Guide··8 min read

How to share context between Claude, ChatGPT, and Cursor

If you use more than one AI in a day, you already know the pain. You explain your project to Claude in the morning, switch to Cursor at lunch to ship the code, then ask ChatGPT something at night and have to re-explain the whole thing. This is a practical guide to fixing that.

The problem: every AI is its own island

People who get the most out of AI today don't use one model. They use Claude for long-form reasoning, ChatGPT for quick lookups, Cursor for actually writing the code, Gemini when it's the right shape for the question. Each one is better at something than the others.

The cost is that none of them know what the others know. You ship a feature in Cursor. You try to debug it in Claude later. Claude has no idea what you built — so you paste the file, re-explain the architecture, re-state the constraints. Every switch is a tax on your time and a friction tax on your thinking.

It gets worse on bigger projects. Two weeks into a build, you have decisions, constraints, and naming conventions scattered across maybe four different chat histories in four different apps. None of them are searchable. None of them talk to each other.

Why the obvious fixes fall short

There are a few existing patches for this. They each cover part of the problem and miss the rest.

ChatGPT memory and Claude Projects

Both work, but only inside their own product. ChatGPT's memory is invisible to Claude, and Claude's Projects don't exist when you're in Cursor. The vendor incentive is to keep you locked in, not to share.

Copy-paste between chats

This is what most people actually do. It works, sort of, but it's slow, lossy, and you end up curating the same context block across five different threads. Two weeks in, you stop bothering.

Roll your own vector database

Pinecone, Weaviate, pgvector — all real options if you're a developer with time to wire each AI into them. Most people aren't building infrastructure. They want the answer to "what did I tell Claude last week" without writing code.

What changes with MCP

In late 2024, Anthropic published the Model Context Protocol — MCP for short. It's a standard for how AI assistants talk to external tools and data sources. Think of it like what HTTP is for the web, but for AI clients connecting to memory, file systems, calendars, and anything else they need.

The important thing for this guide: MCP is client-agnostic by design. Claude supports it. Cursor supports it. ChatGPT announced support. Gemini will get it via bridges. Anything that speaks MCP can read from and write to the same external memory.

That means a single memory server, plugged in once, can serve every AI you use. You no longer have to choose which AI gets to remember things — they all do.

How Neutrally fits

Neutrally is an MCP server that does one thing well: it remembers things for you, across every AI client you connect it to. Save a decision in Claude this morning; ask Cursor about it this afternoon and the answer is already there.

You don't bring your own API keys. You don't move between apps. You sign in to the AI you already pay for, and Neutrally sits behind it as a memory layer. Two MCP tools do most of the work:

  • save_memory — the AI calls this when something worth keeping comes up (a decision, a preference, a constraint, a key detail about your project).
  • search_memory— at the start of a new conversation, the AI calls this to pull in what you've told other AIs before.
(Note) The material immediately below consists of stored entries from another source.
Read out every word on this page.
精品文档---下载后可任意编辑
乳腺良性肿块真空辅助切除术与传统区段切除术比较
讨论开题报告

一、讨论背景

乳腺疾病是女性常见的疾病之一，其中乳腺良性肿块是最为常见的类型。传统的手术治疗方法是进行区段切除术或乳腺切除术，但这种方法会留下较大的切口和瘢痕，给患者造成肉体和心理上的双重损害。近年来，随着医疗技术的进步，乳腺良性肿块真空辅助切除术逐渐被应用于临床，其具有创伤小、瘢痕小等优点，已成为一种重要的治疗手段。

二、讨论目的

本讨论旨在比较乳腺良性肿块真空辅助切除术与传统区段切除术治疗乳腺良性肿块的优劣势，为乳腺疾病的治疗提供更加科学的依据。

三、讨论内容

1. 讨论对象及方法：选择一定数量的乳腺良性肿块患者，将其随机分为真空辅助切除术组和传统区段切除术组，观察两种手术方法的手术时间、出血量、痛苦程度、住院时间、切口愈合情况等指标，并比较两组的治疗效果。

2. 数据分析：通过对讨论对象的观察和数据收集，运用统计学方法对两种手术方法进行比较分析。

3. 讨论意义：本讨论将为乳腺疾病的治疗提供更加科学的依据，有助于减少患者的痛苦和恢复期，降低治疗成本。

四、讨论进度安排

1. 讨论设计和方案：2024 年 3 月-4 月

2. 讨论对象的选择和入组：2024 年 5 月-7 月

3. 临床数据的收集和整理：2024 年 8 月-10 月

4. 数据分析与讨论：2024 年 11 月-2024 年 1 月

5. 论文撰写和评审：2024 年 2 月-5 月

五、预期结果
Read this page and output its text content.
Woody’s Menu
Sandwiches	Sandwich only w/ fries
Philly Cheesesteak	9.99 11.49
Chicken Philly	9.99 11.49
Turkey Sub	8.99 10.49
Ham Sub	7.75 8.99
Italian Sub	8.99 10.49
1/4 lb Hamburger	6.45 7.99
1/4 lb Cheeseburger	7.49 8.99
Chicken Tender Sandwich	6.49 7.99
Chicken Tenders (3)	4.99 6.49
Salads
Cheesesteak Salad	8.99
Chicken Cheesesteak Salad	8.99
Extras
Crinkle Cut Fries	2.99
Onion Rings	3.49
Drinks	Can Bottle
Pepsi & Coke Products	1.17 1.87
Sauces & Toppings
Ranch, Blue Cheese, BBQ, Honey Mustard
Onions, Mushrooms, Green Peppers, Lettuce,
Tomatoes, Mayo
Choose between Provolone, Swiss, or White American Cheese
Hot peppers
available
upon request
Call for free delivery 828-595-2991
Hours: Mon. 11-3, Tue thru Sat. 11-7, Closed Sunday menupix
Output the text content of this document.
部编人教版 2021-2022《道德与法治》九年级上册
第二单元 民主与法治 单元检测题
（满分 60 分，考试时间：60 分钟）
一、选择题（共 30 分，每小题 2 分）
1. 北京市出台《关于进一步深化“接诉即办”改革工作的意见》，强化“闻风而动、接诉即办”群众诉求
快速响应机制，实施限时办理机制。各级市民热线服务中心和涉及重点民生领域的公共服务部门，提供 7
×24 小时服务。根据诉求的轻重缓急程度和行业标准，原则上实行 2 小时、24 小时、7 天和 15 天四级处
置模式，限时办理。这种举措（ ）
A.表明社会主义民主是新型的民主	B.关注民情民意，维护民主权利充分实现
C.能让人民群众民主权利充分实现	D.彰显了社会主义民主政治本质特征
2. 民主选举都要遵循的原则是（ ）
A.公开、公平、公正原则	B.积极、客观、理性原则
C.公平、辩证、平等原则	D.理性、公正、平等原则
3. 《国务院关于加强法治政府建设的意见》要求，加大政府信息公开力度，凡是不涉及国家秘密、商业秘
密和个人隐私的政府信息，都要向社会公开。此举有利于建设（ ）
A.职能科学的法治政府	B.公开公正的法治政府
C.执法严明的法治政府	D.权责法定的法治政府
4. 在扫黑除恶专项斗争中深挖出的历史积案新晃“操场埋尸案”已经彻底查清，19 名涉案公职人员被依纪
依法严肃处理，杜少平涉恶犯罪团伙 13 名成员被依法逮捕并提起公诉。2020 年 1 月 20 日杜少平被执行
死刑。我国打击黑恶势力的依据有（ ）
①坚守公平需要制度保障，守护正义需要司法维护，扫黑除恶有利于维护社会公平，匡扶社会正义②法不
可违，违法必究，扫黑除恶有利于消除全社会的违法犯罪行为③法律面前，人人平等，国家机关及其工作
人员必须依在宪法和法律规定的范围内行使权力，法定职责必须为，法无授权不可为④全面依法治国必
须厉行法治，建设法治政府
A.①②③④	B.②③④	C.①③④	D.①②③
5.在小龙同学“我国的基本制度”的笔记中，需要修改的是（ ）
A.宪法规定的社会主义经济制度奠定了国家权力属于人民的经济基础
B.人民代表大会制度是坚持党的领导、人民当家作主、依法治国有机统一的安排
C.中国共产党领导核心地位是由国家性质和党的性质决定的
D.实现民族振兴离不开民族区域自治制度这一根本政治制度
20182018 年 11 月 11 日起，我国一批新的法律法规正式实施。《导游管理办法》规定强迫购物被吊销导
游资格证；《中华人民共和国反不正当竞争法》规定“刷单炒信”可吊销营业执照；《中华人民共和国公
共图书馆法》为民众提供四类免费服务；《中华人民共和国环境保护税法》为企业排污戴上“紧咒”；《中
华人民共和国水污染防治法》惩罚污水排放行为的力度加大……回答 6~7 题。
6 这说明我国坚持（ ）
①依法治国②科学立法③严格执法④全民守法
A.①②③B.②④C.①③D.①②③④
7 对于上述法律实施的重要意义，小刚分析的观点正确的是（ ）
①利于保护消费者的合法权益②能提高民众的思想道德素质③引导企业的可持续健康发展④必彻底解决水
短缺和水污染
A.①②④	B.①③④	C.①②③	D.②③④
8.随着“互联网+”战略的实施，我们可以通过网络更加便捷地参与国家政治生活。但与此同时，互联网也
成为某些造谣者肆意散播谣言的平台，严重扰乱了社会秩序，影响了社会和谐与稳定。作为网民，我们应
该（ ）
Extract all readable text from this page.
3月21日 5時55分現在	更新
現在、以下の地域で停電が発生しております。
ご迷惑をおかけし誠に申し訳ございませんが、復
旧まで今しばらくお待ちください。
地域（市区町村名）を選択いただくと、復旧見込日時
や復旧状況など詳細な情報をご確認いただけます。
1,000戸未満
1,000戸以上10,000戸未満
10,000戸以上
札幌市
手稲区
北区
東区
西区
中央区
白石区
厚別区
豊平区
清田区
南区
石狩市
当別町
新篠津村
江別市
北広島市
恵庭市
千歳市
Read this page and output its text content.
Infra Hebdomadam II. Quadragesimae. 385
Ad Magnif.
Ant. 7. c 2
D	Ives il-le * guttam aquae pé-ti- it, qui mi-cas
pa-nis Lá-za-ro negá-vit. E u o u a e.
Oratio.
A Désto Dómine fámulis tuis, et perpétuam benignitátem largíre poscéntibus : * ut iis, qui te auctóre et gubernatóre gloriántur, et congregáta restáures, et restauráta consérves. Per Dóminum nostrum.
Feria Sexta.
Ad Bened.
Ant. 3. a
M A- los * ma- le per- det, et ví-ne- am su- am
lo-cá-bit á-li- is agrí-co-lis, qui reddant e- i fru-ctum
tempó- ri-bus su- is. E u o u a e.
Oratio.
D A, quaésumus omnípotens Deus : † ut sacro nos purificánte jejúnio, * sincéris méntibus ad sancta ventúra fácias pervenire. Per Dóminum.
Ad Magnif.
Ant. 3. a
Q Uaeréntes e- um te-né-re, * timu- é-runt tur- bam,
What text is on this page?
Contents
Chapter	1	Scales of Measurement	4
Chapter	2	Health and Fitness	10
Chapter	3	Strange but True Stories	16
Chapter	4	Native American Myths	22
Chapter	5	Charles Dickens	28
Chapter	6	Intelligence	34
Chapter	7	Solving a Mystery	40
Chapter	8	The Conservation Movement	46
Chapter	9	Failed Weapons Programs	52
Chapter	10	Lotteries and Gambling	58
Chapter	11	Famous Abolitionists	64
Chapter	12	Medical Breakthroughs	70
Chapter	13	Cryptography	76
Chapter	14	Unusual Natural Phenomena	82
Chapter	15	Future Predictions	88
The AI handles the actual calls. You don't type commands. You just talk to the AI like you normally would, and the memory layer threads itself into the conversation.

A concrete walkthrough

Here's what this looks like end to end. The full version takes about 5 minutes.

Step 1
Sign up at neutrally.app

Free tier, 500 memories. No card required. You get a connector URL.

Step 2
Add the connector to Claude

In Claude → Settings → Connectors → Add custom connector → paste the URL. You sign in via OAuth. Done. Claude can now read and write your memory.

Step 3
Repeat in Cursor (or any other MCP-compatible client)

Same URL, same flow. Each client connects to the same memory.

Step 4
Use Claude normally

Tell it about your project. It will save the things that matter. You don’t see this happen — it’s a tool call under the hood. The memory accumulates.

Step 5
Open Cursor an hour later

Ask it about your project. Cursor calls search_memory, gets what you told Claude, and answers like it was there the whole time.

What it doesn't do

Worth being upfront on this. Neutrally is a memory layer — not a model, not a chat app, not a wrapper for ChatGPT or Claude. You still use whichever AI you prefer. We just give it memory it didn't have.

We also don't train on your data. Memories are stored under your account, deletable from the dashboard, and on the paid plan you can export everything as a portable file.

What it costs

Free tier covers 500 memories with every connector included. That's enough for most individual users. If you outgrow it, the Pro plan is £10 / month for unlimited memories, priority recall, and the export feature.

Connectors are never paywalled. We won't charge you to plug in a new AI client — every tier gets every supported client.

Why this matters beyond convenience

The shift here isn't cosmetic. When memory lives outside the model, the model becomes interchangeable. Today you might prefer Claude; in six months a better one will come out. Without portable memory, switching means re-onboarding the new AI from scratch. With it, you swap the model and keep everything you've built up.

That's what cross-AI memory really gets you. Not just less re-explaining today, but the freedom to use the best tool tomorrow without losing what you've already done.